Un changement d’activité ne va pas sans rangements, tri, débarras, et parfois une plongée dans les souvenirs.

Je viens de retrouver un gros dossier vert, que je croyais perdu (il était en réalité dans un placard de mon bureau liégeois) et qui contient un trésor, dont j’essaierai de retranscrire les passages les plus significatifs au fil de ce blog : les Mémoires de Robert Soëtens (http://fr.wikipedia.org/wiki/Robert_Soetens)

28 décembre 1995;

Cher Jean-Pierre Rousseau,

Voici des semaines que je n’ai pu reprendre avec vous le contact que je souhaitais, pour vous remercier de votre accueil et assistance ayant concerné Prokofiev le 1er décembre.

Mon tri postal a été bloqué un mois, et je n’ai reçu que ces jours-ci la bande de Gaëlle Le Gallic.

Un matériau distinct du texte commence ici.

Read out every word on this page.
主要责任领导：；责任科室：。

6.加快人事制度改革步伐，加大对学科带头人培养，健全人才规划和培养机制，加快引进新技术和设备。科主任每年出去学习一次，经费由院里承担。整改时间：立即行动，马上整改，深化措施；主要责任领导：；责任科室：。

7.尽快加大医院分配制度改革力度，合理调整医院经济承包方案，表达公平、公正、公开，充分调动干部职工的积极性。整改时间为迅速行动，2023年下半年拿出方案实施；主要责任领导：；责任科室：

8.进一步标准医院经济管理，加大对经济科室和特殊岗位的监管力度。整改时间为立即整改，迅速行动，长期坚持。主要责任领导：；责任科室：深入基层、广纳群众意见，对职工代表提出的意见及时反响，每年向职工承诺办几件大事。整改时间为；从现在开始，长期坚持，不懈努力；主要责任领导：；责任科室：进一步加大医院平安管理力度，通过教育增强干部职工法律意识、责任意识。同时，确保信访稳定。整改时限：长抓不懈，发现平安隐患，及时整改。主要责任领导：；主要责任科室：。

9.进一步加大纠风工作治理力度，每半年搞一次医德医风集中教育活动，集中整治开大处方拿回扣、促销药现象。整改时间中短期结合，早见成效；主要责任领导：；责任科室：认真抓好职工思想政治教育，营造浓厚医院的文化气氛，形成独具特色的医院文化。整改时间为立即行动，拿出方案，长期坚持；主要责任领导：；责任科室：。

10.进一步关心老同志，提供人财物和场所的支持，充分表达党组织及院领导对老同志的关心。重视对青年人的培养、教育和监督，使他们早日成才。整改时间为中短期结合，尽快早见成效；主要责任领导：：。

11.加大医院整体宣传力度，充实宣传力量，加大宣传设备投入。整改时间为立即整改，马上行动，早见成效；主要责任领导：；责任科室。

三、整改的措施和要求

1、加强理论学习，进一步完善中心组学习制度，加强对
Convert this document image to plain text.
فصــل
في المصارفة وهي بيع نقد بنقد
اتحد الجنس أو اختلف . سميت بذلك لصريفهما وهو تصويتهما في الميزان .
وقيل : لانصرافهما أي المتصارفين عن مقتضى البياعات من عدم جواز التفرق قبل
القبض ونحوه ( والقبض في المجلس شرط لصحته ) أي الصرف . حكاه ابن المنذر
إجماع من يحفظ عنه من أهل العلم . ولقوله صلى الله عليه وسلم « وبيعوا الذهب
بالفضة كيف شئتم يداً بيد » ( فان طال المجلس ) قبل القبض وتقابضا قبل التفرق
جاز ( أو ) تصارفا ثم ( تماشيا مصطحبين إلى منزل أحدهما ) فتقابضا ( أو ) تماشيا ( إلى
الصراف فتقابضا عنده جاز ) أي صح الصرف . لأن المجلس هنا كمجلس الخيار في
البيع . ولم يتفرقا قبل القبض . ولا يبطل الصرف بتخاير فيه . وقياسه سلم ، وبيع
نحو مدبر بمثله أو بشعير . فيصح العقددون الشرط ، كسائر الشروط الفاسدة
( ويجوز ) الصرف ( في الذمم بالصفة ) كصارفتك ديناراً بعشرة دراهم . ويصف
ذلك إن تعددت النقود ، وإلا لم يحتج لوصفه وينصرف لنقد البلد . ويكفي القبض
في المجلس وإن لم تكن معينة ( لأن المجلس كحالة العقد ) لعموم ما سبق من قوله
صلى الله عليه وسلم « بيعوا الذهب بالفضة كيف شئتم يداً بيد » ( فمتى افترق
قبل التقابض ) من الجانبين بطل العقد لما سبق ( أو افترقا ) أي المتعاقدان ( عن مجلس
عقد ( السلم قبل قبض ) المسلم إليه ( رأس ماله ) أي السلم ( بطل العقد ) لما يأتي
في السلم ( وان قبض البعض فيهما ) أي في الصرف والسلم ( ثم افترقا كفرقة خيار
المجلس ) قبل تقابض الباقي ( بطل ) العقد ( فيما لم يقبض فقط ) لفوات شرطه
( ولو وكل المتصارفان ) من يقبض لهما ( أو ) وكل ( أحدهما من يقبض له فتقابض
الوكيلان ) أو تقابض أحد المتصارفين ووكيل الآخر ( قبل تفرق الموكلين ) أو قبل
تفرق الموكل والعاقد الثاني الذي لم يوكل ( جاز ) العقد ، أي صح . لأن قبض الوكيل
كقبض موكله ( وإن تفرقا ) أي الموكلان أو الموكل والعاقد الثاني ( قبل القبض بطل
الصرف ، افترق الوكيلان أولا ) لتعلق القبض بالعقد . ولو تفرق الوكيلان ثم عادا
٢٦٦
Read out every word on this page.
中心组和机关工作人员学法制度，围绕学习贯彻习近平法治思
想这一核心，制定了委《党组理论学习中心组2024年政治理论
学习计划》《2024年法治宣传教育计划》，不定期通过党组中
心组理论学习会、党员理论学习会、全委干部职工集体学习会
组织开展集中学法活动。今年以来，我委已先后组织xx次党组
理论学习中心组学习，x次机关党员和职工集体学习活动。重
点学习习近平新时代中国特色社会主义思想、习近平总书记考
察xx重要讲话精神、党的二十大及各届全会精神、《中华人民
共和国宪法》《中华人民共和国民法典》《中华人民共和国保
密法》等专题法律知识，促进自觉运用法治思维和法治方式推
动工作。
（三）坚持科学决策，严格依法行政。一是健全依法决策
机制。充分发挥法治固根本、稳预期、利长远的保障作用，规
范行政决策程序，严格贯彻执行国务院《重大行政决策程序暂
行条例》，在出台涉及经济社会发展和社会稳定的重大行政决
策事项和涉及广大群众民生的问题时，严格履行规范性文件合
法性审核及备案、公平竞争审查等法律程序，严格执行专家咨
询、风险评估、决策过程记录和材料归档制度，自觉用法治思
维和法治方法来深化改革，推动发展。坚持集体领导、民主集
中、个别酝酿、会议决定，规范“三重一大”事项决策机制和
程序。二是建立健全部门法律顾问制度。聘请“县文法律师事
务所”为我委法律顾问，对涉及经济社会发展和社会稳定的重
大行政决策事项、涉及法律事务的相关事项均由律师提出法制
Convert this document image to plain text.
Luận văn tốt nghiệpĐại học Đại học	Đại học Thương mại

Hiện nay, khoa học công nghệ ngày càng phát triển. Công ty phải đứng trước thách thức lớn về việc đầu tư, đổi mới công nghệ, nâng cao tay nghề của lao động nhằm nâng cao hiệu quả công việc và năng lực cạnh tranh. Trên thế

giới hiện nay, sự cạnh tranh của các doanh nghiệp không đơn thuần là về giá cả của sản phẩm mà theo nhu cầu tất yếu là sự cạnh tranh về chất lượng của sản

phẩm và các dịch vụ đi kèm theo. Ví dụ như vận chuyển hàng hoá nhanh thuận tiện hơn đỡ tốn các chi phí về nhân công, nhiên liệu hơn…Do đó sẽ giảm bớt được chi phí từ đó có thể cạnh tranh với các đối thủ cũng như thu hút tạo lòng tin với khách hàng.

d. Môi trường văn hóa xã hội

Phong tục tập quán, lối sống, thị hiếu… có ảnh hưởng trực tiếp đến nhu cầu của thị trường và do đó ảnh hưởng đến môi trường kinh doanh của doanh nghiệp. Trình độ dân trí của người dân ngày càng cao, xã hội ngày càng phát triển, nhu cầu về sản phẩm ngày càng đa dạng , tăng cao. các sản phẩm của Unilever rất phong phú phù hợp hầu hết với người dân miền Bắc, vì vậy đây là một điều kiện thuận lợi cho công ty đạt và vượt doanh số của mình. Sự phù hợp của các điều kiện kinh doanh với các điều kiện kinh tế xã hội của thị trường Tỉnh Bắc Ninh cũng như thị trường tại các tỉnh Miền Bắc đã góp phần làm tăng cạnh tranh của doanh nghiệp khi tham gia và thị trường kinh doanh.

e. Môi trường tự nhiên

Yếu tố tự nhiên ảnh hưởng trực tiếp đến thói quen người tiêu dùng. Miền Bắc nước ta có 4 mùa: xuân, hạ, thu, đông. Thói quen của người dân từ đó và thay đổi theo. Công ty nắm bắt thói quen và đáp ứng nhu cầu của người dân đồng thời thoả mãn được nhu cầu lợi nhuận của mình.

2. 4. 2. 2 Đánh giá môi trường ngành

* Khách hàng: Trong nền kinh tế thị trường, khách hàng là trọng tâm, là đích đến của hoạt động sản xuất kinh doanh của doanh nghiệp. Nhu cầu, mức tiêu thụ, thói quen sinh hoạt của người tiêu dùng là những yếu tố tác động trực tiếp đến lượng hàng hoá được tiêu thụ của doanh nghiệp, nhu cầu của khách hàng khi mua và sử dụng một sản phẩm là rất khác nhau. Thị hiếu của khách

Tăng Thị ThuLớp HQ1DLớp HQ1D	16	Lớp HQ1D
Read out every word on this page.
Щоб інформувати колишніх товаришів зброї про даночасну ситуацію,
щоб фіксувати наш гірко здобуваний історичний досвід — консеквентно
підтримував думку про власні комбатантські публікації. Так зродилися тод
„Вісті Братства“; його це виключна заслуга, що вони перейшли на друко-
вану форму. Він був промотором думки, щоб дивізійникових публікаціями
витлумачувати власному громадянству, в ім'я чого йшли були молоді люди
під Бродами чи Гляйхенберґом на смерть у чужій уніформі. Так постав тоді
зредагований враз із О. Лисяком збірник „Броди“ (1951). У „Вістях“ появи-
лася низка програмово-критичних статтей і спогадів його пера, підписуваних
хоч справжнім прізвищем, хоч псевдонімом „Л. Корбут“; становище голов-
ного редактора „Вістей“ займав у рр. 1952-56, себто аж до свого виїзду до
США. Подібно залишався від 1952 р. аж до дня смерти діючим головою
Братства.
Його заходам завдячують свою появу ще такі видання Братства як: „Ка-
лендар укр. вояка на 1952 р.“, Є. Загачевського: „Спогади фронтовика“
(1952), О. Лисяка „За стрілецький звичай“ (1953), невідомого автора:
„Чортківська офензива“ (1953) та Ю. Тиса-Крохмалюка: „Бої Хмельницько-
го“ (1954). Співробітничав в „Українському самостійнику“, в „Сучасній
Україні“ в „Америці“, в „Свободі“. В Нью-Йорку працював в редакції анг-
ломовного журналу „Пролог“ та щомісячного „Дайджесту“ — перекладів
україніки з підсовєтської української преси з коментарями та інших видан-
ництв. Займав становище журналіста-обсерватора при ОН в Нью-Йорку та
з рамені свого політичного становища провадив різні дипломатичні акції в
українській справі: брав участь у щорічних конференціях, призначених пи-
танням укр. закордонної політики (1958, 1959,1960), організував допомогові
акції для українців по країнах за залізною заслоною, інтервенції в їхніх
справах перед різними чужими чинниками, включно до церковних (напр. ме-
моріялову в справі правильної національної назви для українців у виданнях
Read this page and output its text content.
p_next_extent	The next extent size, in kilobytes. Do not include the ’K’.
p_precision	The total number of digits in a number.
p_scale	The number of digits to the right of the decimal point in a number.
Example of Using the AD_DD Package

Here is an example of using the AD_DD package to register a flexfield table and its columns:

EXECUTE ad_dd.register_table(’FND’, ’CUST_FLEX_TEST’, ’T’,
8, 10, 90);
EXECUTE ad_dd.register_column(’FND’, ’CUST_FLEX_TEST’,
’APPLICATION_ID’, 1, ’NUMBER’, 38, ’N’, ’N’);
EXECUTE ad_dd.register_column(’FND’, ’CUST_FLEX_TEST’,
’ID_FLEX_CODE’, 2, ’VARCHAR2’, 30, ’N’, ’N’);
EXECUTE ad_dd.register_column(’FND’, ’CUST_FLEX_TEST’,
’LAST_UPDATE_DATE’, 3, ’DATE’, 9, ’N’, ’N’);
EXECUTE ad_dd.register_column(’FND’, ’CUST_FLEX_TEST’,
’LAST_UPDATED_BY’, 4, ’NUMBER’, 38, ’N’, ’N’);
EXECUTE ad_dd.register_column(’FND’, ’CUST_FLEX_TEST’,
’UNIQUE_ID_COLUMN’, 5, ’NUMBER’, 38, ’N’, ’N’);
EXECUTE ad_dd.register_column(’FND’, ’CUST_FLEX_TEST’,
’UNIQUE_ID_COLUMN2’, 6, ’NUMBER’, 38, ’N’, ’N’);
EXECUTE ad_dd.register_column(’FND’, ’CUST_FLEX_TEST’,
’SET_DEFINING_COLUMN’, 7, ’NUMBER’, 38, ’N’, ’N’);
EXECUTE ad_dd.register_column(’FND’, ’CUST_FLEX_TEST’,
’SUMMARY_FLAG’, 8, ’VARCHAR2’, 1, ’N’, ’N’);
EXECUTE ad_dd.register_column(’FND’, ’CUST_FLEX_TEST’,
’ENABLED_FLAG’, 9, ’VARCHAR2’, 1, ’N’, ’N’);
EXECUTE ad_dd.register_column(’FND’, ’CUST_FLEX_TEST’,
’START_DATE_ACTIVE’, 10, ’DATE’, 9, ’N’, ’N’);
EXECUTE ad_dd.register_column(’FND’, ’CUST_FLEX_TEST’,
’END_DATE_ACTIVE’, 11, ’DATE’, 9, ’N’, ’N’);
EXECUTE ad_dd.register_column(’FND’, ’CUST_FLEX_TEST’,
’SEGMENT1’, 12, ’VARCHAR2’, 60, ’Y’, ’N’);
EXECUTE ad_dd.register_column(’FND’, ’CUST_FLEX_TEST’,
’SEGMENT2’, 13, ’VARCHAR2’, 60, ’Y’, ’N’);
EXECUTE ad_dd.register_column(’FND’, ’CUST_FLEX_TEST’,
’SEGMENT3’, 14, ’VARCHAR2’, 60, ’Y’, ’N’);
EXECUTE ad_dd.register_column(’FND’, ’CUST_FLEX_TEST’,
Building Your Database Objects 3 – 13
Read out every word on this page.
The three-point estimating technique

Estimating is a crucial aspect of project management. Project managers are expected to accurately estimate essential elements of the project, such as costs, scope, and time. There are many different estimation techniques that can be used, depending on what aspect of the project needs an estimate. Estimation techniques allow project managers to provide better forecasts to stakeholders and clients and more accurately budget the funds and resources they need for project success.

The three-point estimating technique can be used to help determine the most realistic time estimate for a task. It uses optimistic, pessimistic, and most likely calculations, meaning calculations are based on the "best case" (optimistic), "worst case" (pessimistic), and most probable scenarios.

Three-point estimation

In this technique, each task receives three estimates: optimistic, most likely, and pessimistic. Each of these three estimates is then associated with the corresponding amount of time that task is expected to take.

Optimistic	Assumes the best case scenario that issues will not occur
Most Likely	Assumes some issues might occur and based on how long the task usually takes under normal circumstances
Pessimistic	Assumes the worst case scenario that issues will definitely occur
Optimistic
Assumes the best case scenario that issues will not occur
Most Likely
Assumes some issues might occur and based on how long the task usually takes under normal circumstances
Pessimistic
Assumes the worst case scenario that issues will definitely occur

Son montage de nos propos touffus fut un habile tour de force, avec une matière trop abondante pour l’évocation d’un anniversaire; il fut heureux d’avoir pu s’étendre au jour précédent. Je n’en ai recueilli que de l’intérêt de la part des habitués exigeants de France Musique. Merci pour tous.

Faites-moi le plaisir d’accepter l’ensemble de mes péripéties couvrant le siècle – et même implantées dans le précédent – peut-être susceptibles de vous intéresser de ci de là. Ce n’est qu’un travail et amusement artisanal. Votre jugement m’intéresserait si vous avez quelque loisir à lui consacrer.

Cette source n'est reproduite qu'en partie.